ALTADENA, Calif. () — The Eyewitness News team was on the ground as the Eaton Fire roared through the Dove Creek neighborhood and burned nearly everything in sight last year.
A couple who lived in the community didn’t know if their home was gone. What happened live on air was a moment they will never forget.
Amid the chaos, Lisa Troncoso Van Bennekum called the Eyewitness News station.
One year later, Lisa and her husband Dave Van Bennekum met with Eyewitness News’ Leanne Suter, the reporter at the scene who informed the couple that their home was destroyed in the fire.
Eaton Fire destroys neighborhood: ‘The whole thing is gone’
The Dove Creek condominium complex in Altadena was one of the first casualties of the Eaton Fire.
Only 16 of the complex’s 64 condos survived the fire.
“It was our home for seven years… Maybe it might be another time, but not for now,” Lisa said through tears a year after the Eaton Fire.
Lisa and her husband Dave still can’t believe almost all of their treasured neighborhood is gone.
“We were the last ones out of the neighborhood,” Dave said. “By the time we had actually left, the smoke was in the house, the embers were falling on the cars, they were falling on the roof.”
The couple managed to grab their two cats, a bag of belongings, some important paperwork and flee.
As the wind-fueled flames roared through the area, Lisa and Dave could only wait and hope.
“We’re watching the news, we’re watching (Eyewitness News reporter Leanne Suter),” Lisa recalled.
“You’re literally standing in front of one of our good friend’s home, and the whole thing’s on fire,” Dave recounted to Eyewitness News. “And I knew right then that, yeah, the whole thing is gone.”
‘I feel like I lost my history’
Lisa called in to the Eyewitness News station, talking with anchor David Ono – anxious for an answer and hoping someone could grab her purse and a very important bag she had left at the door in the chaos.
“I was in agony that I can’t believe that I had them in my hands, and I just left it,” Lisa recalled. “Maybe the reporter can ask a firefighter to go in, just open the door and just grab. And I couldn’t let it go.”
Leanne Suter informed the couple on live television that their home and other homes on the street were gone.
“I think I was in shock. This isn’t happening… Now what? It’s gone. It’s all gone,” Lisa said.
“It was just too much all at once.”
The bag held something much more precious than a possession. It contained Lisa’s entire childhood.

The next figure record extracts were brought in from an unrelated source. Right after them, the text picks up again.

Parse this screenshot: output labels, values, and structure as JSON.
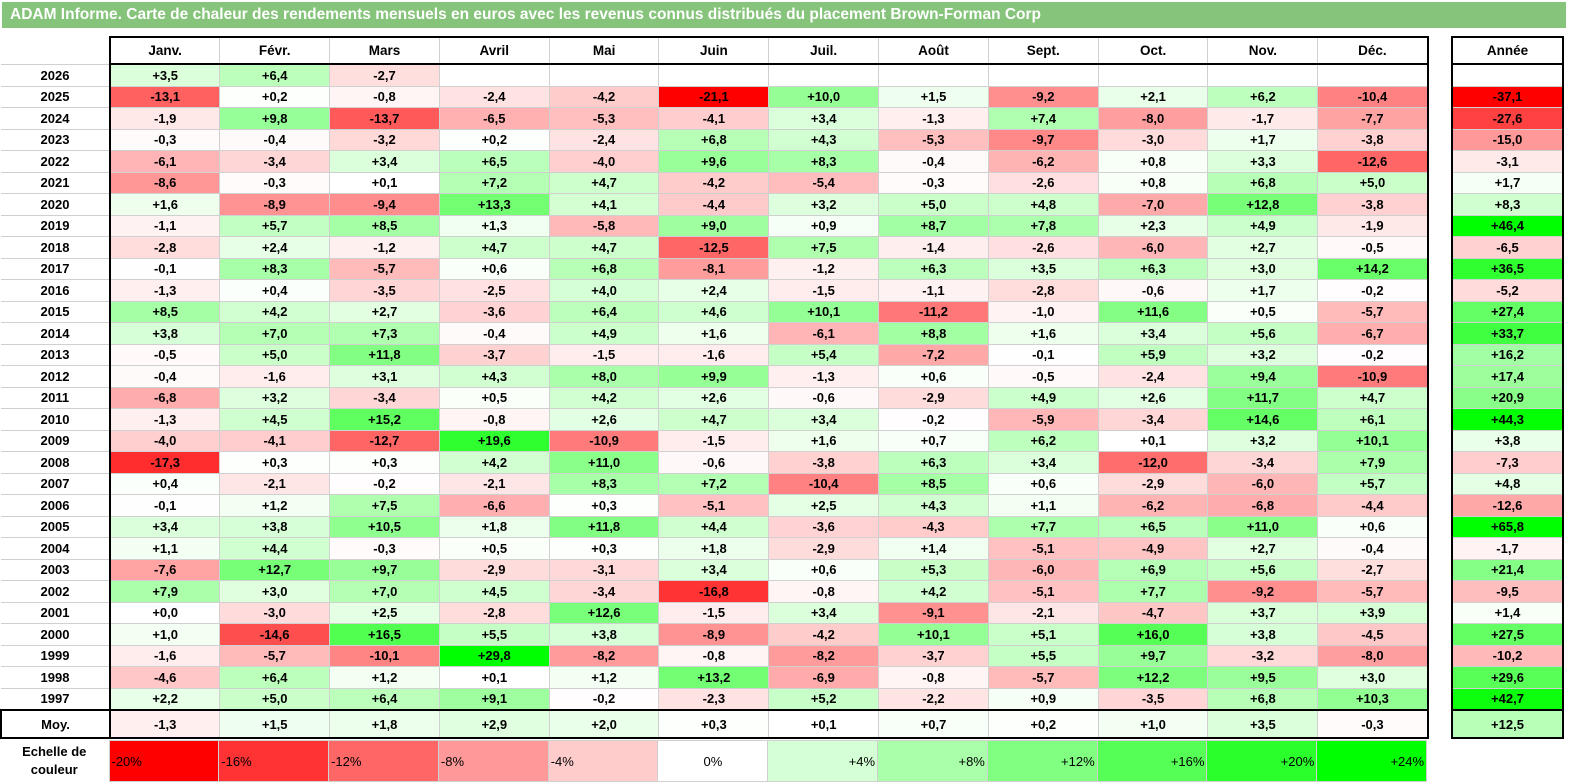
{
  "title": "ADAM Informe. Carte de chaleur des rendements mensuels en euros avec les revenus connus distribués du placement Brown-Forman Corp",
  "chart_data": {
    "type": "heatmap",
    "title": "ADAM Informe. Carte de chaleur des rendements mensuels en euros avec les revenus connus distribués du placement Brown-Forman Corp",
    "columns": [
      "Janv.",
      "Févr.",
      "Mars",
      "Avril",
      "Mai",
      "Juin",
      "Juil.",
      "Août",
      "Sept.",
      "Oct.",
      "Nov.",
      "Déc."
    ],
    "year_header": "Année",
    "rows": [
      {
        "year": "2026",
        "months": [
          "+3,5",
          "+6,4",
          "-2,7",
          "",
          "",
          "",
          "",
          "",
          "",
          "",
          "",
          ""
        ],
        "annual": ""
      },
      {
        "year": "2025",
        "months": [
          "-13,1",
          "+0,2",
          "-0,8",
          "-2,4",
          "-4,2",
          "-21,1",
          "+10,0",
          "+1,5",
          "-9,2",
          "+2,1",
          "+6,2",
          "-10,4"
        ],
        "annual": "-37,1"
      },
      {
        "year": "2024",
        "months": [
          "-1,9",
          "+9,8",
          "-13,7",
          "-6,5",
          "-5,3",
          "-4,1",
          "+3,4",
          "-1,3",
          "+7,4",
          "-8,0",
          "-1,7",
          "-7,7"
        ],
        "annual": "-27,6"
      },
      {
        "year": "2023",
        "months": [
          "-0,3",
          "-0,4",
          "-3,2",
          "+0,2",
          "-2,4",
          "+6,8",
          "+4,3",
          "-5,3",
          "-9,7",
          "-3,0",
          "+1,7",
          "-3,8"
        ],
        "annual": "-15,0"
      },
      {
        "year": "2022",
        "months": [
          "-6,1",
          "-3,4",
          "+3,4",
          "+6,5",
          "-4,0",
          "+9,6",
          "+8,3",
          "-0,4",
          "-6,2",
          "+0,8",
          "+3,3",
          "-12,6"
        ],
        "annual": "-3,1"
      },
      {
        "year": "2021",
        "months": [
          "-8,6",
          "-0,3",
          "+0,1",
          "+7,2",
          "+4,7",
          "-4,2",
          "-5,4",
          "-0,3",
          "-2,6",
          "+0,8",
          "+6,8",
          "+5,0"
        ],
        "annual": "+1,7"
      },
      {
        "year": "2020",
        "months": [
          "+1,6",
          "-8,9",
          "-9,4",
          "+13,3",
          "+4,1",
          "-4,4",
          "+3,2",
          "+5,0",
          "+4,8",
          "-7,0",
          "+12,8",
          "-3,8"
        ],
        "annual": "+8,3"
      },
      {
        "year": "2019",
        "months": [
          "-1,1",
          "+5,7",
          "+8,5",
          "+1,3",
          "-5,8",
          "+9,0",
          "+0,9",
          "+8,7",
          "+7,8",
          "+2,3",
          "+4,9",
          "-1,9"
        ],
        "annual": "+46,4"
      },
      {
        "year": "2018",
        "months": [
          "-2,8",
          "+2,4",
          "-1,2",
          "+4,7",
          "+4,7",
          "-12,5",
          "+7,5",
          "-1,4",
          "-2,6",
          "-6,0",
          "+2,7",
          "-0,5"
        ],
        "annual": "-6,5"
      },
      {
        "year": "2017",
        "months": [
          "-0,1",
          "+8,3",
          "-5,7",
          "+0,6",
          "+6,8",
          "-8,1",
          "-1,2",
          "+6,3",
          "+3,5",
          "+6,3",
          "+3,0",
          "+14,2"
        ],
        "annual": "+36,5"
      },
      {
        "year": "2016",
        "months": [
          "-1,3",
          "+0,4",
          "-3,5",
          "-2,5",
          "+4,0",
          "+2,4",
          "-1,5",
          "-1,1",
          "-2,8",
          "-0,6",
          "+1,7",
          "-0,2"
        ],
        "annual": "-5,2"
      },
      {
        "year": "2015",
        "months": [
          "+8,5",
          "+4,2",
          "+2,7",
          "-3,6",
          "+6,4",
          "+4,6",
          "+10,1",
          "-11,2",
          "-1,0",
          "+11,6",
          "+0,5",
          "-5,7"
        ],
        "annual": "+27,4"
      },
      {
        "year": "2014",
        "months": [
          "+3,8",
          "+7,0",
          "+7,3",
          "-0,4",
          "+4,9",
          "+1,6",
          "-6,1",
          "+8,8",
          "+1,6",
          "+3,4",
          "+5,6",
          "-6,7"
        ],
        "annual": "+33,7"
      },
      {
        "year": "2013",
        "months": [
          "-0,5",
          "+5,0",
          "+11,8",
          "-3,7",
          "-1,5",
          "-1,6",
          "+5,4",
          "-7,2",
          "-0,1",
          "+5,9",
          "+3,2",
          "-0,2"
        ],
        "annual": "+16,2"
      },
      {
        "year": "2012",
        "months": [
          "-0,4",
          "-1,6",
          "+3,1",
          "+4,3",
          "+8,0",
          "+9,9",
          "-1,3",
          "+0,6",
          "-0,5",
          "-2,4",
          "+9,4",
          "-10,9"
        ],
        "annual": "+17,4"
      },
      {
        "year": "2011",
        "months": [
          "-6,8",
          "+3,2",
          "-3,4",
          "+0,5",
          "+4,2",
          "+2,6",
          "-0,6",
          "-2,9",
          "+4,9",
          "+2,6",
          "+11,7",
          "+4,7"
        ],
        "annual": "+20,9"
      },
      {
        "year": "2010",
        "months": [
          "-1,3",
          "+4,5",
          "+15,2",
          "-0,8",
          "+2,6",
          "+4,7",
          "+3,4",
          "-0,2",
          "-5,9",
          "-3,4",
          "+14,6",
          "+6,1"
        ],
        "annual": "+44,3"
      },
      {
        "year": "2009",
        "months": [
          "-4,0",
          "-4,1",
          "-12,7",
          "+19,6",
          "-10,9",
          "-1,5",
          "+1,6",
          "+0,7",
          "+6,2",
          "+0,1",
          "+3,2",
          "+10,1"
        ],
        "annual": "+3,8"
      },
      {
        "year": "2008",
        "months": [
          "-17,3",
          "+0,3",
          "+0,3",
          "+4,2",
          "+11,0",
          "-0,6",
          "-3,8",
          "+6,3",
          "+3,4",
          "-12,0",
          "-3,4",
          "+7,9"
        ],
        "annual": "-7,3"
      },
      {
        "year": "2007",
        "months": [
          "+0,4",
          "-2,1",
          "-0,2",
          "-2,1",
          "+8,3",
          "+7,2",
          "-10,4",
          "+8,5",
          "+0,6",
          "-2,9",
          "-6,0",
          "+5,7"
        ],
        "annual": "+4,8"
      },
      {
        "year": "2006",
        "months": [
          "-0,1",
          "+1,2",
          "+7,5",
          "-6,6",
          "+0,3",
          "-5,1",
          "+2,5",
          "+4,3",
          "+1,1",
          "-6,2",
          "-6,8",
          "-4,4"
        ],
        "annual": "-12,6"
      },
      {
        "year": "2005",
        "months": [
          "+3,4",
          "+3,8",
          "+10,5",
          "+1,8",
          "+11,8",
          "+4,4",
          "-3,6",
          "-4,3",
          "+7,7",
          "+6,5",
          "+11,0",
          "+0,6"
        ],
        "annual": "+65,8"
      },
      {
        "year": "2004",
        "months": [
          "+1,1",
          "+4,4",
          "-0,3",
          "+0,5",
          "+0,3",
          "+1,8",
          "-2,9",
          "+1,4",
          "-5,1",
          "-4,9",
          "+2,7",
          "-0,4"
        ],
        "annual": "-1,7"
      },
      {
        "year": "2003",
        "months": [
          "-7,6",
          "+12,7",
          "+9,7",
          "-2,9",
          "-3,1",
          "+3,4",
          "+0,6",
          "+5,3",
          "-6,0",
          "+6,9",
          "+5,6",
          "-2,7"
        ],
        "annual": "+21,4"
      },
      {
        "year": "2002",
        "months": [
          "+7,9",
          "+3,0",
          "+7,0",
          "+4,5",
          "-3,4",
          "-16,8",
          "-0,8",
          "+4,2",
          "-5,1",
          "+7,7",
          "-9,2",
          "-5,7"
        ],
        "annual": "-9,5"
      },
      {
        "year": "2001",
        "months": [
          "+0,0",
          "-3,0",
          "+2,5",
          "-2,8",
          "+12,6",
          "-1,5",
          "+3,4",
          "-9,1",
          "-2,1",
          "-4,7",
          "+3,7",
          "+3,9"
        ],
        "annual": "+1,4"
      },
      {
        "year": "2000",
        "months": [
          "+1,0",
          "-14,6",
          "+16,5",
          "+5,5",
          "+3,8",
          "-8,9",
          "-4,2",
          "+10,1",
          "+5,1",
          "+16,0",
          "+3,8",
          "-4,5"
        ],
        "annual": "+27,5"
      },
      {
        "year": "1999",
        "months": [
          "-1,6",
          "-5,7",
          "-10,1",
          "+29,8",
          "-8,2",
          "-0,8",
          "-8,2",
          "-3,7",
          "+5,5",
          "+9,7",
          "-3,2",
          "-8,0"
        ],
        "annual": "-10,2"
      },
      {
        "year": "1998",
        "months": [
          "-4,6",
          "+6,4",
          "+1,2",
          "+0,1",
          "+1,2",
          "+13,2",
          "-6,9",
          "-0,8",
          "-5,7",
          "+12,2",
          "+9,5",
          "+3,0"
        ],
        "annual": "+29,6"
      },
      {
        "year": "1997",
        "months": [
          "+2,2",
          "+5,0",
          "+6,4",
          "+9,1",
          "-0,2",
          "-2,3",
          "+5,2",
          "-2,2",
          "+0,9",
          "-3,5",
          "+6,8",
          "+10,3"
        ],
        "annual": "+42,7"
      }
    ],
    "average": {
      "label": "Moy.",
      "months": [
        "-1,3",
        "+1,5",
        "+1,8",
        "+2,9",
        "+2,0",
        "+0,3",
        "+0,1",
        "+0,7",
        "+0,2",
        "+1,0",
        "+3,5",
        "-0,3"
      ],
      "annual": "+12,5"
    },
    "scale": {
      "label_line1": "Echelle de",
      "label_line2": "couleur",
      "steps": [
        "-20%",
        "-16%",
        "-12%",
        "-8%",
        "-4%",
        "0%",
        "+4%",
        "+8%",
        "+12%",
        "+16%",
        "+20%",
        "+24%"
      ]
    },
    "colors": {
      "negative_max": "#ff0000",
      "neutral": "#ffffff",
      "positive_max": "#00ff00",
      "title_bg": "#85c47a"
    }
  }
}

Lisa grew up in the foster system and only had a couple of photos of herself as a child and a few mementos. It was all gone.
“I lost everything, yes, but I feel like I lost my history cause that’s all I had,” Lisa said.
“She said, ‘I feel like I’ve been erased,'” Dave said. “That’s when it kind of hit me. That it wasn’t just about losing stuff, you know. It was about losing identity, about losing a sense of self.”
‘We’re gonna make our home a home again’
A year after that fateful phone call, Leanne Suter met Lisa and Dave and talked about that emotional encounter that played out on TV – a resident desperate to know if she still had a home and a reporter desperate to get her the answer.
“You were kind enough to be able to relay that information to us in that moment, so we didn’t have to wait more hours in the day or maybe till the next day to find out,” Lisa told Leanne.
Lisa and Dave don’t know if they will be able to return to the neighborhood they loved as they continue to rebuild their lives a year after it was forever changed. The focus remains on a brighter future.
“I know that wherever we go, we’re gonna make our home a home again, and I do look forward to that,” Lisa said. “It’s just the in-between time of where that’s going to be and when that’s going to happen. And I know it’s going to happen.”